Home » Health » Egg vitrification is an option to preserve the fertility of patients with premature ovarian failure

Egg vitrification is an option to preserve the fertility of patients with premature ovarian failure

GUADALAJARA, MEX. “Previously, gynecologists were familiar with the topic of premature menopause, which has now been labeled as primary or premature ovarian failure,” an entity that affects very young women in whom their ovarian reserve is depleted.[1]

This is what he said to Medscape in Spanish Dr. Luis Ruvalcaba Castellón, founding member of the International Society of Uterus Transplantation (ISUTX) and professor at the University of Guadalajara in the subspecialty of Reproductive Biology at the Mexican Institute of Infertility (IMI), who gave the conference Premature ovarian failure, during the XXXI International Congress of Gynecology and Obstetrics.

Dr. Luis Ruvalcaba Castellon

“When a woman is gestating in her mother’s womb, she has the most follicles at 20 weeks, approximately 20 million, and is born with two million; when menarche arrives, which is the first menstruation, she has approximately 200 to 400,000 follicles, of which many go to atresia, obviously not all of them are for ovulation,” said Dr. Ruvalcaba.

The specialist recalled that there are conditions, such as Turner syndrome, in which women have a genetic problem that causes the ovaries to lose eggs rapidly, “not necessarily because they ovulate, but because they deteriorate, which we call apoptosis.”

“As gynecologists, our goal is to identify the antral follicle count and status in a timely manner using ultrasound with the support of the anti-Müllerian hormone test, which is not new, it dates back 10 or 15 years and has given us the most important tool to see its real reserve,” she added.

This can help doctors encourage women who are not planning a pregnancy in the near future to freeze their eggs before they do not have them when they decide to become mothers.

According to the expert, this problem occurs frequently. “There is an epigenetic factor, the environment, which is not the same today as it was years ago: more pollution, stress, habitat changes, abuse of toxins, COVID-19 itself and all these external situations greatly affect the ovarian reserve.”

Early detection of premature ovarian failure in women under 38 years of age can be decisive, “because if their life plan includes becoming mothers, they must freeze eggs so that in the future they will have the same eggs of the same chronological age at the time of freezing and not wait for a future time when they no longer exist.”

In the case of patients who already have premature ovarian failure, the treatment consists of activating the dormant follicles “with the technique in vitro activation “We learned this in Japan from Dr.
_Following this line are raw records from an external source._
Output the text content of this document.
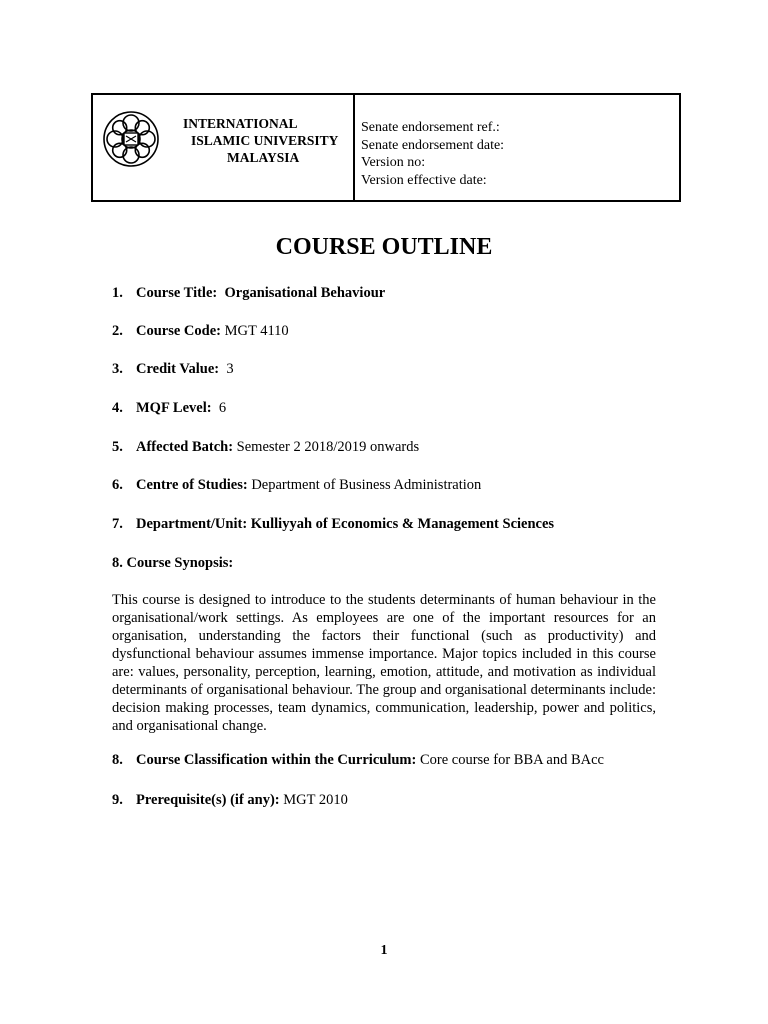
INTERNATIONAL
ISLAMIC UNIVERSITY
MALAYSIA
Senate endorsement ref.:
Senate endorsement date:
Version no:
Version effective date:
COURSE OUTLINE
1. Course Title: Organisational Behaviour
2. Course Code: MGT 4110
3. Credit Value: 3
4. MQF Level: 6
5. Affected Batch: Semester 2 2018/2019 onwards
6. Centre of Studies: Department of Business Administration
7. Department/Unit: Kulliyyah of Economics & Management Sciences
8. Course Synopsis:
This course is designed to introduce to the students determinants of human behaviour in the organisational/work settings. As employees are one of the important resources for an organisation, understanding the factors their functional (such as productivity) and dysfunctional behaviour assumes immense importance. Major topics included in this course are: values, personality, perception, learning, emotion, attitude, and motivation as individual determinants of organisational behaviour. The group and organisational determinants include: decision making processes, team dynamics, communication, leadership, power and politics, and organisational change.
8. Course Classification within the Curriculum: Core course for BBA and BAcc
9. Prerequisite(s) (if any): MGT 2010
1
Kazuhiro Kawamura; at the Mexican Institute of Infertility we have already applied it to five patients, one of whom became pregnant,” said Dr. Ruvalcaba.[2]

The option of egg vitrification

“From Japan we brought to a large part of Latin America the best freezing in the world, called vitrification; we have the experience since 2004 of detecting women who are moving towards primary ovarian failure or premature ovarian insufficiency in a timely manner,” the specialist emphasized.

In women who undergo chemotherapy or radiotherapy, the ovaries are affected and do not produce gametes, she added.

“Before patients undergo chemotherapy or radiotherapy, we freeze their eggs, and in those with ovarian problems, we perform gynecological freezing, because if we are going to remove benign tumors, their reserve inevitably decreases,” he said.

Dr. Ruvalcaba mentioned that the most difficult cell to freeze is the egg. “In order to defrost an egg in the previous phase, called the slow phase, only one of 200 eggs that were frozen survived. Now, with vitrification, all the eggs can be recovered.”

According to the specialist, these cells freeze at minus 23,000 degrees Celsius per minute and thaw at plus 42,000 degrees Celsius per minute. “How is it measured? There are electronic thermometers in Japan that measure these speeds; with freezing and heating speeds you don’t give the cell time to suffer any cryoinjury.”

“Vitrification is for the benefit of our patients. It is a safe, simple, easy technique with a 100% recovery rate,” emphasized Dr. Ruvalcaba, adding that since 2008 they have published the work of the first 200 live births in the world with this technique.[3]

“This type of information is intended to inform women in general that they need to undergo gynecological check-ups to check their follicles, anti-Müllerian hormone and see if they are in optimal time to postpone a pregnancy, and if there is any risk that their reserves are running out, it is necessary to freeze their eggs,” she concluded.

Dr. Ruvalcaba Castellón declared that he has no relevant financial conflicts of interest.